NDRE = (NIR - RED EDGE) / (NIR + RED EDGE)

The problem is not the formula the problem is with the resolution of the images from the sentinel-2 in the band 5 (Red Edge) with has 20m of resolution and the band 8 (NIR) which has a 10m resolution:

enter image description here

is possible compute the NDRE index using two images with different resolution? which of the 3 red edge bands should I take?

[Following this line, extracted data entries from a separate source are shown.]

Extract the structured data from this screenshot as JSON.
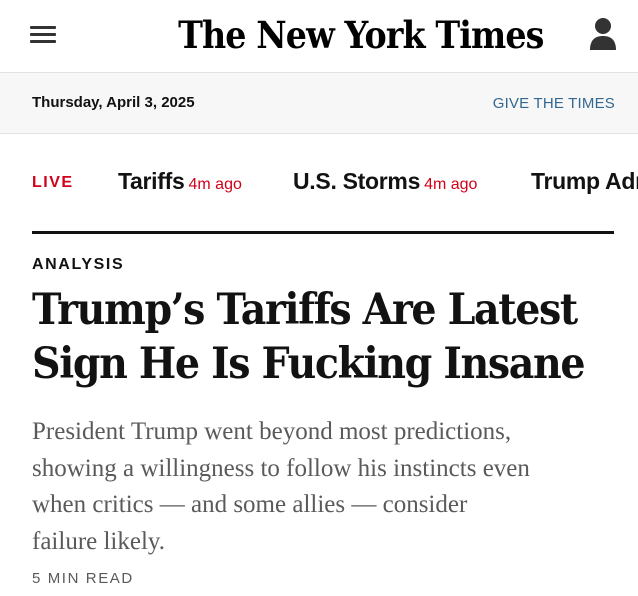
{
  "header": {
    "logo": "The New York Times",
    "menu_icon": "hamburger-menu-icon",
    "account_icon": "user-account-icon"
  },
  "datebar": {
    "date": "Thursday, April 3, 2025",
    "give_link": "GIVE THE TIMES"
  },
  "ticker": {
    "live_label": "LIVE",
    "items": [
      {
        "title": "Tariffs",
        "time": "4m ago"
      },
      {
        "title": "U.S. Storms",
        "time": "4m ago"
      },
      {
        "title": "Trump Adm",
        "time": ""
      }
    ]
  },
  "article": {
    "kicker": "ANALYSIS",
    "headline_lines": [
      "Trump’s Tariffs Are Latest",
      "Sign He Is Fucking Insane"
    ],
    "summary_lines": [
      "President Trump went beyond most predictions,",
      "showing a willingness to follow his instincts even",
      "when critics — and some allies — consider",
      "failure likely."
    ],
    "read_time": "5 MIN READ"
  },
  "colors": {
    "live_red": "#d0021b",
    "link_blue": "#326891",
    "summary_gray": "#5a5a5a"
  }
}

I will appreciate any idea guys to achieve this computation by using sentinel-2 images. thanks

PD: To compute the ndvi I used rasterio library and gdal

Update:

I did this code from rasterio.readthedocs.io/en/latest/topics/resampling.html However I changed to a different scale factor and always I'm getting a 20m cell size or 20m pixel.

import rasterio
from rasterio.enums import Resampling

upscale_factor = 2

# load band 05 from a sentinel2 footprint
# this is 20m resolution I one an output raster of 10m resolution
with rasterio.open("images/B05.jp2", driver='JP2OpenJPEG') as dataset:

    # resample data to target shape
    data = dataset.read(
        out_shape=(
            dataset.count,
            int(dataset.height * upscale_factor),
            int(dataset.width * upscale_factor)
        ),
        resampling=Resampling.bilinear
    )

    # scale image transform
    transform = dataset.transform * dataset.transform.scale(
        (dataset.width / data.shape[-1]),
        (dataset.height / data.shape[-2])
    )

    
    #Finally I want export image.. save in the disk with crs geotiff
    #...

Should I use opencv or another libraries to achieve it?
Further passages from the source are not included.